I have a 4K video camera, so I pulled a couple of video files from the camera and tried to view them. I can’t remember which tool I finally found that would play them. But when it did play the screen and sound worked well for a while then things began to stutter. The machine has an i7 processor, so it has plenty of horsepower; my guess was that it was data starved because of the hard drive in the machine.

The M3800 has two disk drive bays, one for a 7mm 2.5” SATA drive, and another for an mSATA drive. For some reason when Ubuntu is installed, Dell will only provide the machine with a Seagate “hybrid” [part SSD, part 5400rpm] drive. I use those Seagate hybrid drives extensively; they work well for most things (where the writing load is not heavy.) However, being 5400 rpm drives, they may not have the capability to read data fast enough to feed a hungry 4K video (and audio) renderer.

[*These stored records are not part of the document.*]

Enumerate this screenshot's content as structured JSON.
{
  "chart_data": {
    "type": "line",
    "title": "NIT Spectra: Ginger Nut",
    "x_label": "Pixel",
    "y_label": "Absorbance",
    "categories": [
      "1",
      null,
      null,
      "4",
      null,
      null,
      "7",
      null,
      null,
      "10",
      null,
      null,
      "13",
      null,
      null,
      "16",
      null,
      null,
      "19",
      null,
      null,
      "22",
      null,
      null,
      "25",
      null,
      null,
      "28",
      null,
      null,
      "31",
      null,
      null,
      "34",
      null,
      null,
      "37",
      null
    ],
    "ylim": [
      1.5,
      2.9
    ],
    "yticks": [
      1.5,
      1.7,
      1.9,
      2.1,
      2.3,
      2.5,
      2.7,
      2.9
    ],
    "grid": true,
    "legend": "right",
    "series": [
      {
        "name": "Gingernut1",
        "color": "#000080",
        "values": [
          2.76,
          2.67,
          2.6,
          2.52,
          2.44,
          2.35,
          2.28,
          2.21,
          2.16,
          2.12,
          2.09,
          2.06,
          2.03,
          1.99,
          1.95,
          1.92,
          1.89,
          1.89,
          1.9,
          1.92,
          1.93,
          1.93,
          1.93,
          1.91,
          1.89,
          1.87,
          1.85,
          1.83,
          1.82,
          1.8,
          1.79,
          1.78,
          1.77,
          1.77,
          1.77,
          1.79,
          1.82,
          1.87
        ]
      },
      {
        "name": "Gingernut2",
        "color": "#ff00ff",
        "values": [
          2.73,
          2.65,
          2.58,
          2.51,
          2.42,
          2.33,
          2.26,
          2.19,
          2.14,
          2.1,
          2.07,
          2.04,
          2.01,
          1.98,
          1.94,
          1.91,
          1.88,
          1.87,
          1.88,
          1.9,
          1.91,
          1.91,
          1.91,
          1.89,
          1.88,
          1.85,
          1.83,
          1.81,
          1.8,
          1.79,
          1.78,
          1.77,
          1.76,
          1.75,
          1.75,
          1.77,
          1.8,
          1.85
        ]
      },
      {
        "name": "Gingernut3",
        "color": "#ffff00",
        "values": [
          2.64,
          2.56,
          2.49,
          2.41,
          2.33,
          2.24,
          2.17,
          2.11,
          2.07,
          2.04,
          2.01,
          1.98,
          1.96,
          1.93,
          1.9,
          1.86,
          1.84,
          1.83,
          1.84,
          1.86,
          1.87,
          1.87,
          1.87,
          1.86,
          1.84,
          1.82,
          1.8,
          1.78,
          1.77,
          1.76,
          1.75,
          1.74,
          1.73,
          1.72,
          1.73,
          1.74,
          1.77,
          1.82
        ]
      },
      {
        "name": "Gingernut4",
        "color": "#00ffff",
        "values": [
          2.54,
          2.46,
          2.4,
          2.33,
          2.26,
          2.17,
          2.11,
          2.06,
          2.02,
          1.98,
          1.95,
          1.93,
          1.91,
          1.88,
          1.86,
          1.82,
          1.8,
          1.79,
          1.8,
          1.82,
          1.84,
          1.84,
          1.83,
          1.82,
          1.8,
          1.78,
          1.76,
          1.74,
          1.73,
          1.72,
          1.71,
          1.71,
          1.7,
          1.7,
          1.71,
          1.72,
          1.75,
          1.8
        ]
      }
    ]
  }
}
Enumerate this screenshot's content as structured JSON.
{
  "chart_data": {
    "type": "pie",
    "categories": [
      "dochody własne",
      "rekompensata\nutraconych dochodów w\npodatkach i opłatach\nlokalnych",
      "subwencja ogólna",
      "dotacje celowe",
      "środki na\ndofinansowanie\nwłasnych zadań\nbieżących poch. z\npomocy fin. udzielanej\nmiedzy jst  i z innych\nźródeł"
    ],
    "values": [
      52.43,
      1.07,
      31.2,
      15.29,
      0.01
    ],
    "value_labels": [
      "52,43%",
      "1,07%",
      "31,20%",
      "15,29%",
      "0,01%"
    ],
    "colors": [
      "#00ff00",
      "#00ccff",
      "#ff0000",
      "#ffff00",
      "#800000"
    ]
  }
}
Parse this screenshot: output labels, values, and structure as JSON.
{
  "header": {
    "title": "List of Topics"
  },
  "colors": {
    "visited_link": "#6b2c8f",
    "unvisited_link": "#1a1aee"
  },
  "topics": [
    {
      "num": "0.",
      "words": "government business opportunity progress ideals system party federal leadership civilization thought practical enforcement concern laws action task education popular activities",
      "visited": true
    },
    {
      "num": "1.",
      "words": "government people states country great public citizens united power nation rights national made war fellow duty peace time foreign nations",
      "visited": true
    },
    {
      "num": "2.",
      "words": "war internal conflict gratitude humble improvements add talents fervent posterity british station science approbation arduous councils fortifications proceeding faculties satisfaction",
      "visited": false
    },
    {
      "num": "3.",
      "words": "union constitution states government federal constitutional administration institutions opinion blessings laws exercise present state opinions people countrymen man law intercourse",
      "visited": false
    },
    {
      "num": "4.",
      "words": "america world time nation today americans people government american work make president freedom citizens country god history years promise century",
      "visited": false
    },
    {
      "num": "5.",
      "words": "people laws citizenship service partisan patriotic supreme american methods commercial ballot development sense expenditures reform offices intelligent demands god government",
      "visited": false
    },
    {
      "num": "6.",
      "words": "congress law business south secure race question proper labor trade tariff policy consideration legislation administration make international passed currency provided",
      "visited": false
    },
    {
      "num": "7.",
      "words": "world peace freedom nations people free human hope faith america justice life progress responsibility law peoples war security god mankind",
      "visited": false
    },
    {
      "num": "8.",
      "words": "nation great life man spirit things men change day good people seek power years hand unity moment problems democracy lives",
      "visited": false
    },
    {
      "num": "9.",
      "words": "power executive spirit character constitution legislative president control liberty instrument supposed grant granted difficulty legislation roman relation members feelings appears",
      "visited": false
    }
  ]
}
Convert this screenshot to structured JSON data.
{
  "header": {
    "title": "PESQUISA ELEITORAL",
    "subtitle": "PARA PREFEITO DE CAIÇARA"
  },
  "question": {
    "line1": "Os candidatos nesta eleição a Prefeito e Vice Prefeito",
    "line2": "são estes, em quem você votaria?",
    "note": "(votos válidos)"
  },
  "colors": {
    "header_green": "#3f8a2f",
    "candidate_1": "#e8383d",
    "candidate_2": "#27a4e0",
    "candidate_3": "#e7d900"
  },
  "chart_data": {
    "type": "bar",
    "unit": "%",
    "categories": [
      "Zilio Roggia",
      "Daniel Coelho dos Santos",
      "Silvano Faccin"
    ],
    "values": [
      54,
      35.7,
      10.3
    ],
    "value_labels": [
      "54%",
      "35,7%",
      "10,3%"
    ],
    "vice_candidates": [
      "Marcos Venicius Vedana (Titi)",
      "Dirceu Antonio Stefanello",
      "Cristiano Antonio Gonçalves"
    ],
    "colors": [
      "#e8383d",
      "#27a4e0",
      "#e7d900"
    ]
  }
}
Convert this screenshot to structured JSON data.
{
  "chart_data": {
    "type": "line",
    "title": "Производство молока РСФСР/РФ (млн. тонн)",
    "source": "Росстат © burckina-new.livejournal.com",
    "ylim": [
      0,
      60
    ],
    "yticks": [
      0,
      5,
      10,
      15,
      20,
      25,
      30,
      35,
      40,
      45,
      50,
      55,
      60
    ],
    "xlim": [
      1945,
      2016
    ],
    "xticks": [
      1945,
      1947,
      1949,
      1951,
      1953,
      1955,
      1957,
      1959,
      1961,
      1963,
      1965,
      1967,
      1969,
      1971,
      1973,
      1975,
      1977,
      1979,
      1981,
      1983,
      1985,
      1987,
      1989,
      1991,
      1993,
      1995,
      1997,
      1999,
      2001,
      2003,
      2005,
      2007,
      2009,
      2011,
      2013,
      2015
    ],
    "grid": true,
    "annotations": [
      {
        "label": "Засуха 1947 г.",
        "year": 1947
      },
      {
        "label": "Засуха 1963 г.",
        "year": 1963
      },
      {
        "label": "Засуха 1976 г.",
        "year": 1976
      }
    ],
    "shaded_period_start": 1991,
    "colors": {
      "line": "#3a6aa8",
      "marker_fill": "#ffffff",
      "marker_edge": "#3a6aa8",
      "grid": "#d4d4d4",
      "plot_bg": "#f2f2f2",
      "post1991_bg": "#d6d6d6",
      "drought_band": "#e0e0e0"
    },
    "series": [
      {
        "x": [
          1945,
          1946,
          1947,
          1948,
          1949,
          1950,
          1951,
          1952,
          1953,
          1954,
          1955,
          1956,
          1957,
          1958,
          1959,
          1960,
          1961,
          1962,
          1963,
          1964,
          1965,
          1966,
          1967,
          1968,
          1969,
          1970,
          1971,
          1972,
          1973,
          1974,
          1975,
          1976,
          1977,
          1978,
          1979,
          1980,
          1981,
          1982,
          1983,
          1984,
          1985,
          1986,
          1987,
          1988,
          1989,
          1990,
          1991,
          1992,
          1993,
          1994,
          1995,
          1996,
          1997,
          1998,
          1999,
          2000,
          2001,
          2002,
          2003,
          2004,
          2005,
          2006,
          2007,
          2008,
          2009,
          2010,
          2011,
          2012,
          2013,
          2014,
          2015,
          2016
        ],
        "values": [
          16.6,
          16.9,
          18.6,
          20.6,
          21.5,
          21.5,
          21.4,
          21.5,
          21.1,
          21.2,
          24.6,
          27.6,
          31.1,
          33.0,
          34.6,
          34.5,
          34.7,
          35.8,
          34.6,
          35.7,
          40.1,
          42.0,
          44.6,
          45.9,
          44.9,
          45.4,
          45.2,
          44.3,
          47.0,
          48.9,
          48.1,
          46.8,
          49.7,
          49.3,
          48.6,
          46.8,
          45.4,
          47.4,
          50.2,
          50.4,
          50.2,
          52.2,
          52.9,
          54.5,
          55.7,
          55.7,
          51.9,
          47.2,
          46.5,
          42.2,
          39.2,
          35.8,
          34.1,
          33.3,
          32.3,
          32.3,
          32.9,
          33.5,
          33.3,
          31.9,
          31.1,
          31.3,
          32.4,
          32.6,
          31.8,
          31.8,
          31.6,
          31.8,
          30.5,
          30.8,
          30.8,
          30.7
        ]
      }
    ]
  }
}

The machine seemed to run hot (especially when I was playing that 4K video.) The battery-remaining indicator descended at an alarming rate. I estimated that I wasn’t going to get more than one or two hours out of the battery. (Did I mention that because of the full-SATA disk drive that the battery is the smaller of the two sizes that are available?) I never did a full battery life test, but I suspect that it is not very good; however, I do suspect that Linux doesn’t yet implement all of the power saving tricks that Microsoft has put into Windows for this machine.

Summary:

All-in-all Dell Precision M3800 with the 4K screen is a very nice hardware platform. But Dell’s Ubuntu software does not adapt well to that 4K screen. This is not necessarily Dell’s fault – it is an industry wide issue that desktop and applications software will have to learn to accommodate.

I wish I had acquired the machine with a 2K (HD) screen rather than the 4K screen. I think things would have gone much better.

Dell should be loudly applauded for selling Linux as an option on its computers. It will take some time and effort but eventually Dell will have a very viable alternative to MS Windows and a strong competitor to Apple’s MacBook Pro machines.